L’art. 147 del DPR 6.3.1978 n. 218 ha disposto, infatti, che il personale periferico della Cassa del Mezzogiorno impegnato in determinati servizi, tra cui la gestione degli acquedotti, fosse trasferito alle regioni conservando i diritti acquisiti sotto forma di assegni personali riassorbibili nei successivi miglioramenti retributivi.

La norma ha, dunque, la funzione di cristallizzare il trattamento economico degli interessati, da prendere a base per la successiva applicazione della normativa riguardante il nuovo rapporto di impiego con la regione; va escluso, quindi, che si tatti, come apoditticamente sostenuto dai ricorrenti, della continuazione del medesimo rapporto di lavoro, non avendo la disposizione predetta accollato alle regioni il pregresso rapporto di lavoro, ma semplicemente salvaguardato il livello retributivo raggiunto dai dipendenti trasferiti, garantendo il mantenimento dei diritti acquisiti fino alla data del loro trasferimento.

Il principio del divieto di reformatio in pejus di cui la norma costituisce espressione, del resto, ha la funzione di evitare che i predetti vengano, a seguito del trasferimento, a subire perdite, non quella di consentire loro il avvantaggiarsi di miglioramenti nel corso del tempo ottenuti da altre categorie di dipendenti, nella specie quelli confluiti nell’Agensud.

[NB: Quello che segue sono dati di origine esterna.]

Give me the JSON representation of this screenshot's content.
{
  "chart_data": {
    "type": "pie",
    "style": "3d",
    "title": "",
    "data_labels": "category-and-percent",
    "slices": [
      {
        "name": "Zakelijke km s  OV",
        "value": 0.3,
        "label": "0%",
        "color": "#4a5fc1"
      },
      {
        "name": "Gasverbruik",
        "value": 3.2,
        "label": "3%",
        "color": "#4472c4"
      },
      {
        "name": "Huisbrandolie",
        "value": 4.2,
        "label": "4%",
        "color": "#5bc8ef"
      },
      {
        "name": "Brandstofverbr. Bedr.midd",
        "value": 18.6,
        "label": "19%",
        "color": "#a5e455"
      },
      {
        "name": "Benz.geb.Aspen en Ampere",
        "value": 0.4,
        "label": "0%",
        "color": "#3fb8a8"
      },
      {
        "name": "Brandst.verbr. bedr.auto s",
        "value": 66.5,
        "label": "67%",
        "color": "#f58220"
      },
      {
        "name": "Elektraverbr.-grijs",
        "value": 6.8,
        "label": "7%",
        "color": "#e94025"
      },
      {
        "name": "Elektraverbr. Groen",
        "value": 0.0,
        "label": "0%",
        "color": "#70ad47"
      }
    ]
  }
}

L’appello va, pertanto, respinto.

Le spese seguono la soccombenza e sono liquidate in dispositivo.

P.Q.M.

Il Consiglio di Stato in sede giurisdizionale (Sezione Quarta) definitivamente pronunciando sull’appello, come in epigrafe proposto, lo respinge.

Condanna gli appellanti, in solido, a rifondere alle controparti le spese del giudizio che liquida in complessivi Euro 3.000,00 (di cui 1.000,00 per ciascuna parte) oltre i.v.a. e c.p.a.

Ordina che la presente sentenza sia eseguita dall’autorità amministrativa.

Testo non ufficiale. La sola stampa del bollettino ufficiale ha carattere legale.